These collisions transfer electric charge. Lighter particles carrying positive charge get carried to the top of the cloud. Heavier negatively charged particles accumulate in the lower part.
The electric field between the bottom of the cloud and the ground below grows stronger until it overcomes the insulating resistance of the air.
Direction myth
Does lightning travel from cloud to ground?
What people think
Lightning shoots down from the cloud to the ground.
That is how it looks to the naked eye.
What actually happens
The bright flash travels upward.
The stepped leader moves downward invisibly. Once it connects with a rising channel from the ground, the powerful return stroke travels upward.

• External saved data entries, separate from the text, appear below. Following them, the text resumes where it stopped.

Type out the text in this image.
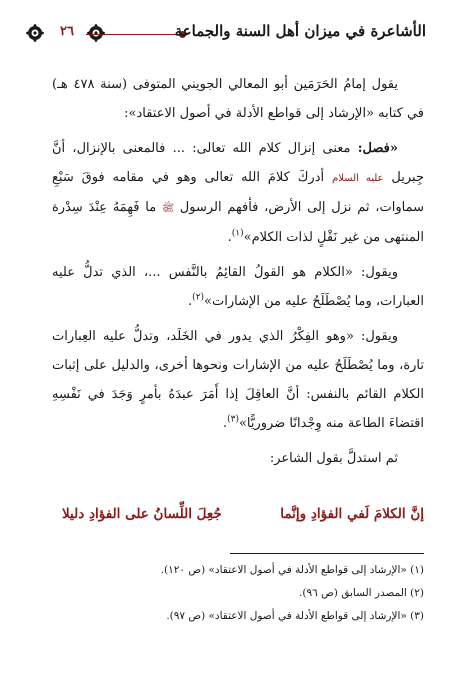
٢٦	الأشاعرة في ميزان أهل السنة والجماعة

يقول إمامُ الحَرَمَين أبو المعالي الجويني المتوفى (سنة ٤٧٨ هـ) في كتابه «الإرشاد إلى قواطع الأدلة في أصول الاعتقاد»:

«فصل: معنى إنزال كلام الله تعالى: ... فالمعنى بالإنزال، أنَّ جِبريل عليه السلام أدركَ كلامَ الله تعالى وهو في مقامه فوقَ سَبْعِ سماوات، ثم نزل إلى الأرض، فأفهم الرسول ﷺ ما فَهِمَهُ عِنْدَ سِدْرة المنتهى من غير نَقْلٍ لذات الكلام»$^{(١)}$.

ويقول: «الكلام هو القولُ القائِمُ بالنَّفس ...، الذي تدلُّ عليه العبارات، وما يُصْطَلَحُ عليه من الإشارات»$^{(٢)}$.

ويقول: «وهو الفِكْرُ الذي يدور في الخَلَد، وتدلُّ عليه العِبارات تارة، وما يُصْطَلَحُ عليه من الإشارات ونحوها أخرى، والدليل على إثبات الكلام القائم بالنفس: أنَّ العاقِلَ إذا أَمَرَ عبدَهُ بأمرٍ وَجَدَ في نَفْسِهِ اقتضاءَ الطاعة منه وِجْدانًا ضروريًّا»$^{(٣)}$.

ثم استدلَّ بقول الشاعر:

إنَّ الكلامَ لَفي الفؤادِ وإنَّما
جُعِلَ اللِّسانُ على الفؤادِ دليلا
(١) «الإرشاد إلى قواطع الأدلة في أصول الاعتقاد» (ص ١٢٠).
(٢) المصدر السابق (ص ٩٦).
(٣) «الإرشاد إلى قواطع الأدلة في أصول الاعتقاد» (ص ٩٧).
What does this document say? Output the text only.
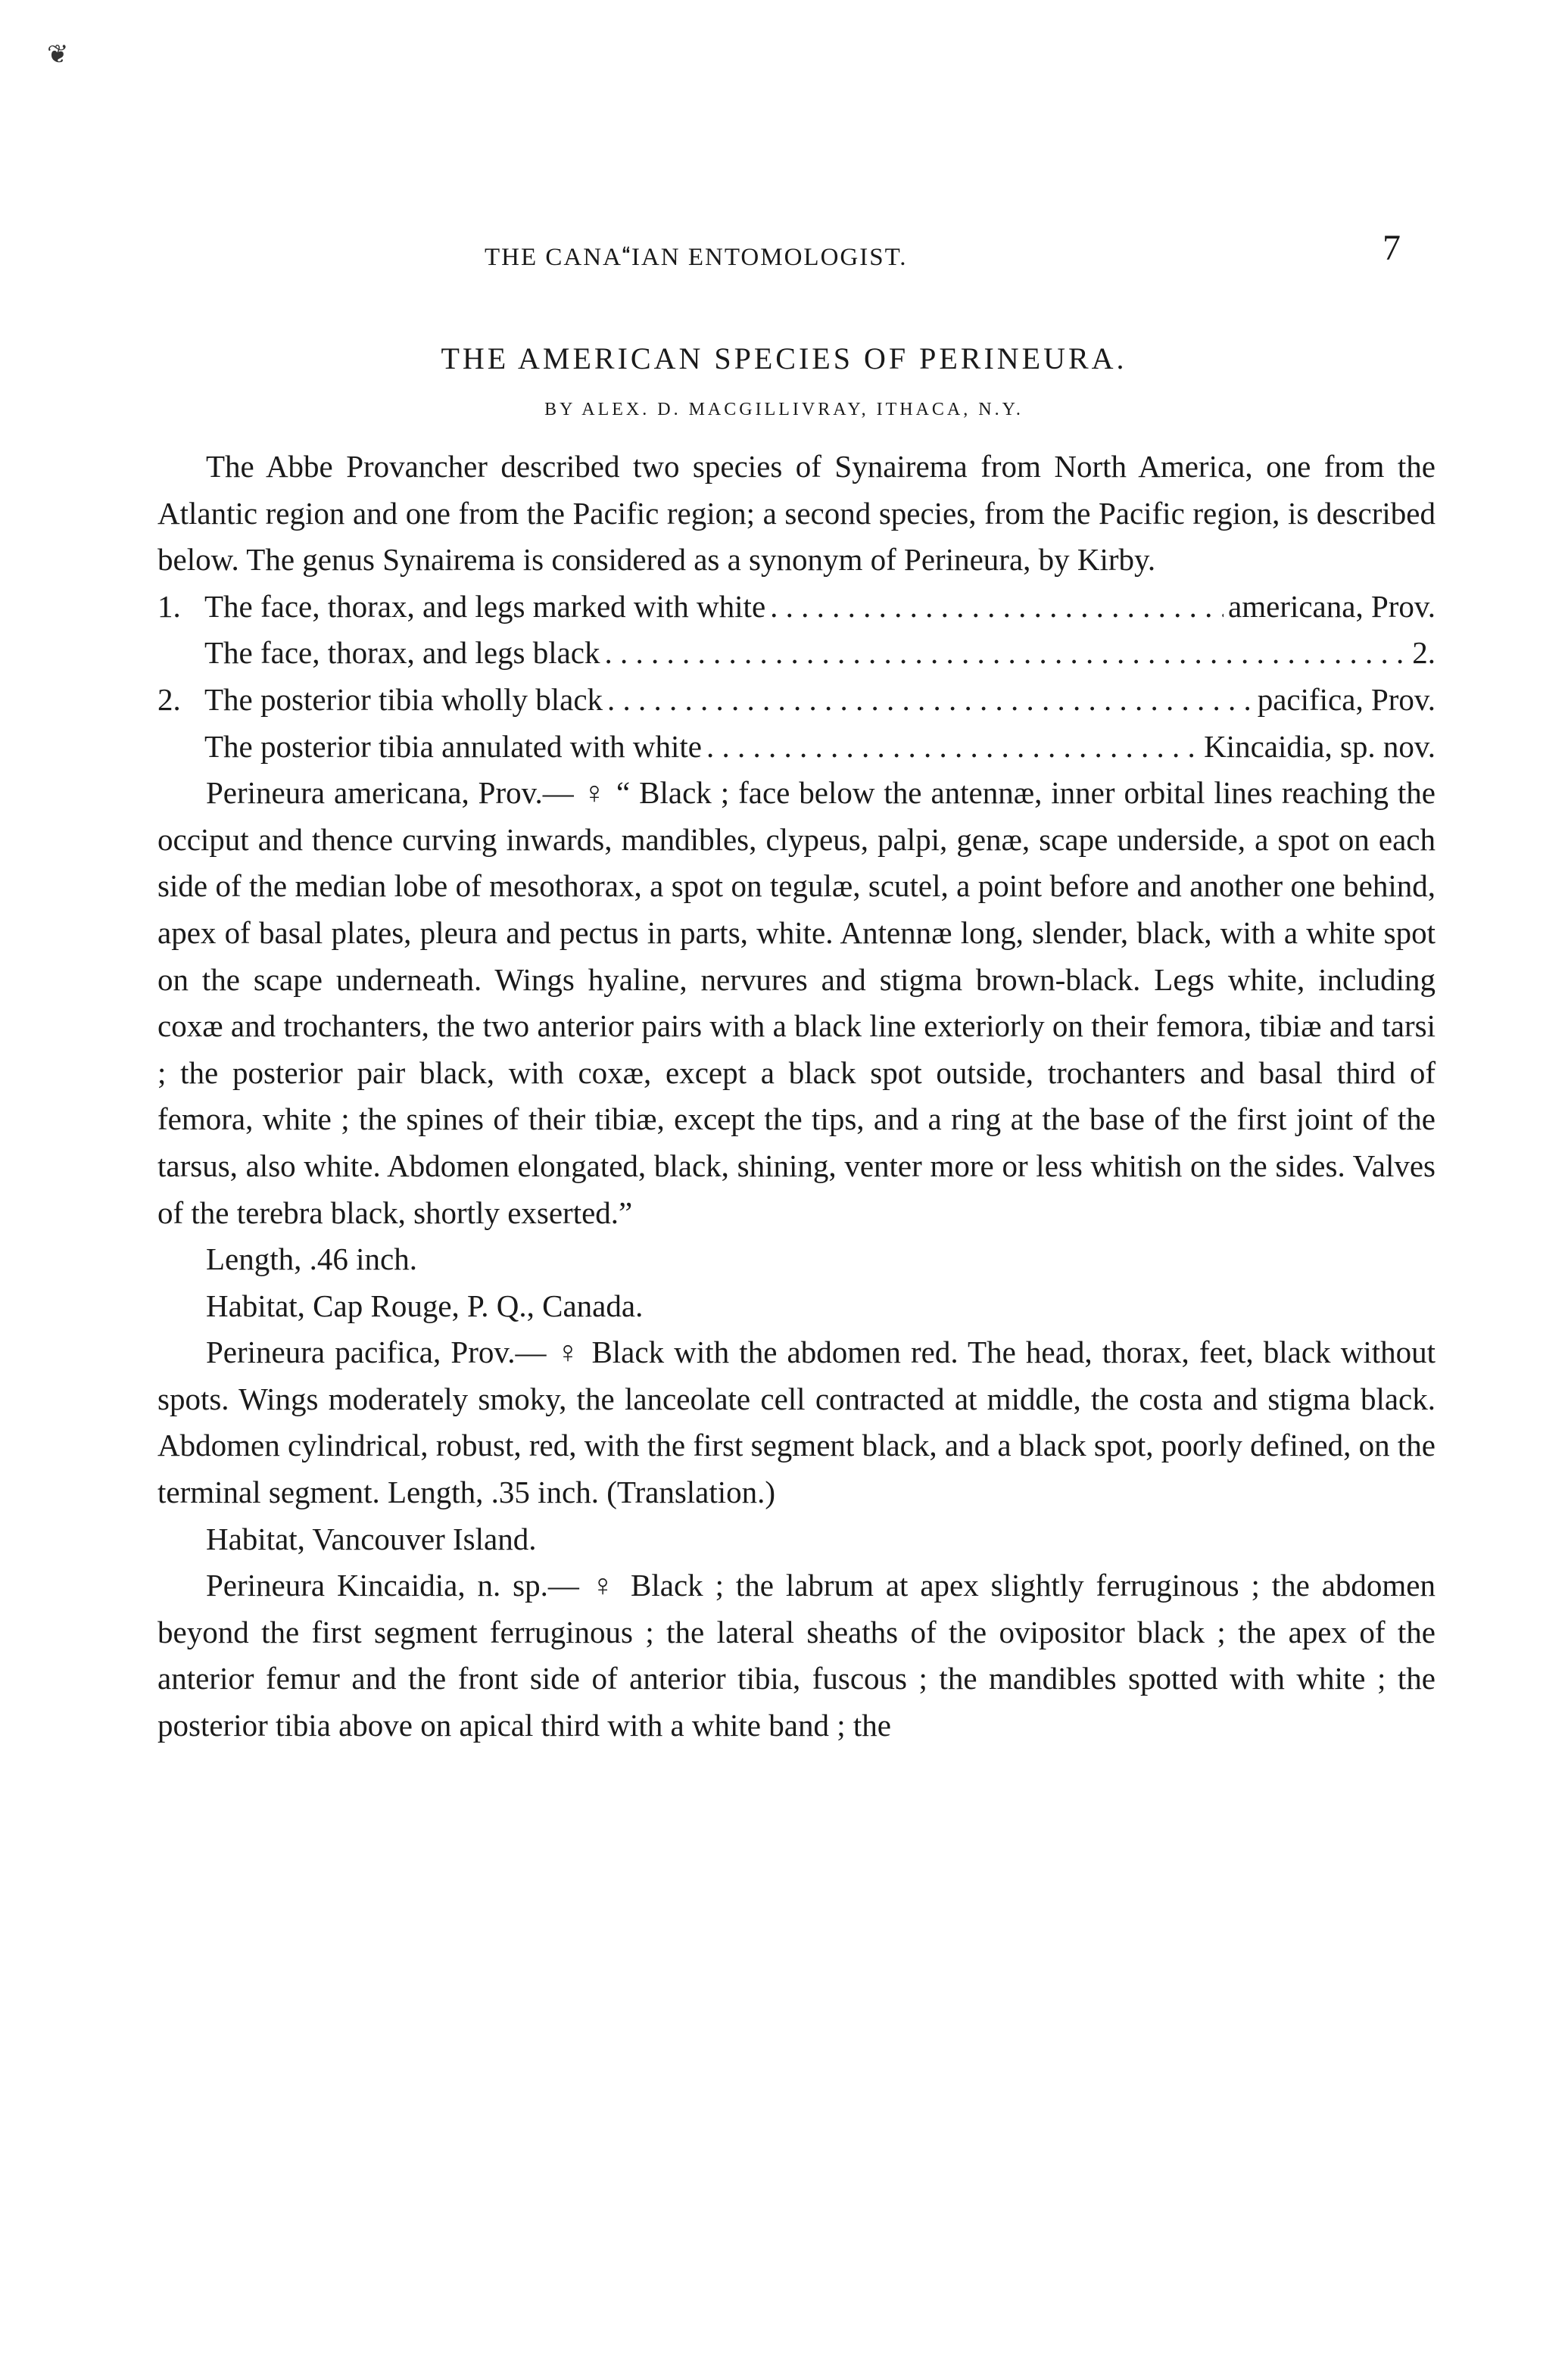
❦
THE CANAIAN ENTOMOLOGIST.	7
THE AMERICAN SPECIES OF PERINEURA.
BY ALEX. D. MACGILLIVRAY, ITHACA, N.Y.

The Abbe Provancher described two species of Synairema from North America, one from the Atlantic region and one from the Pacific region; a second species, from the Pacific region, is described below. The genus Synairema is considered as a synonym of Perineura, by Kirby.

1. The face, thorax, and legs marked with white . . .	americana, Prov.
The face, thorax, and legs black . . .	2.
2. The posterior tibia wholly black . . .	pacifica, Prov.
The posterior tibia annulated with white . . .	Kincaidia, sp. nov.

Perineura americana, Prov.— ♀ “ Black ; face below the antennæ, inner orbital lines reaching the occiput and thence curving inwards, mandibles, clypeus, palpi, genæ, scape underside, a spot on each side of the median lobe of mesothorax, a spot on tegulæ, scutel, a point before and another one behind, apex of basal plates, pleura and pectus in parts, white. Antennæ long, slender, black, with a white spot on the scape underneath. Wings hyaline, nervures and stigma brown-black. Legs white, including coxæ and trochanters, the two anterior pairs with a black line exteriorly on their femora, tibiæ and tarsi ; the posterior pair black, with coxæ, except a black spot outside, trochanters and basal third of femora, white ; the spines of their tibiæ, except the tips, and a ring at the base of the first joint of the tarsus, also white. Abdomen elongated, black, shining, venter more or less whitish on the sides. Valves of the terebra black, shortly exserted.”

Length, .46 inch.

Habitat, Cap Rouge, P. Q., Canada.

Perineura pacifica, Prov.— ♀ Black with the abdomen red. The head, thorax, feet, black without spots. Wings moderately smoky, the lanceolate cell contracted at middle, the costa and stigma black. Abdomen cylindrical, robust, red, with the first segment black, and a black spot, poorly defined, on the terminal segment. Length, .35 inch. (Translation.)

Habitat, Vancouver Island.

Perineura Kincaidia, n. sp.— ♀ Black ; the labrum at apex slightly ferruginous ; the abdomen beyond the first segment ferruginous ; the lateral sheaths of the ovipositor black ; the apex of the anterior femur and the front side of anterior tibia, fuscous ; the mandibles spotted with white ; the posterior tibia above on apical third with a white band ; the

The bright flash most people see is the return stroke, moving from ground to cloud.
Types of lightning
Different kinds of lightning
Cloud-to-ground
The most familiar type. About 25 percent of all lightning.
Intracloud
Occurs entirely within a single cloud. The most common type overall.
Cloud-to-cloud
Passes between separate clouds.
Sprites and elves
Rare electrical phenomena above storm systems, reaching into the upper atmosphere.
Why thunder follows
Why thunder always comes after the flash
Light travels about a million times faster than sound. The flash reaches your eyes almost instantly.
The sound of thunder, caused by the rapid expansion of superheated air around the lightning channel, travels at roughly 343 meters per second.
Every 3 seconds between the flash and the thunder equals about 1 kilometer of distance to the strike.
Quick answers
Common questions
What causes lightning? +
Charge separation inside storm clouds builds up until the electric field is strong enough to ionize the air and create a conductive channel.
How hot is lightning? +
The plasma in a lightning bolt reaches around 30,000 Kelvin, roughly five times the surface temperature of the sun.
Can lightning strike the same place twice? +
Yes. Tall structures like the Empire State Building are struck dozens of times per year. Lightning preferentially follows existing ionized channels and conductive paths.
Why does thunder rumble instead of being one sharp crack? +
A lightning channel can be several kilometers long. Thunder from different parts of the channel reaches you at different times, spreading the sound out into a rolling rumble.
Is it safe to be inside during a lightning storm? +
Inside a solid building or a hard-topped vehicle is generally safe. Avoid contact with water, electrical outlets, and corded phones during a storm.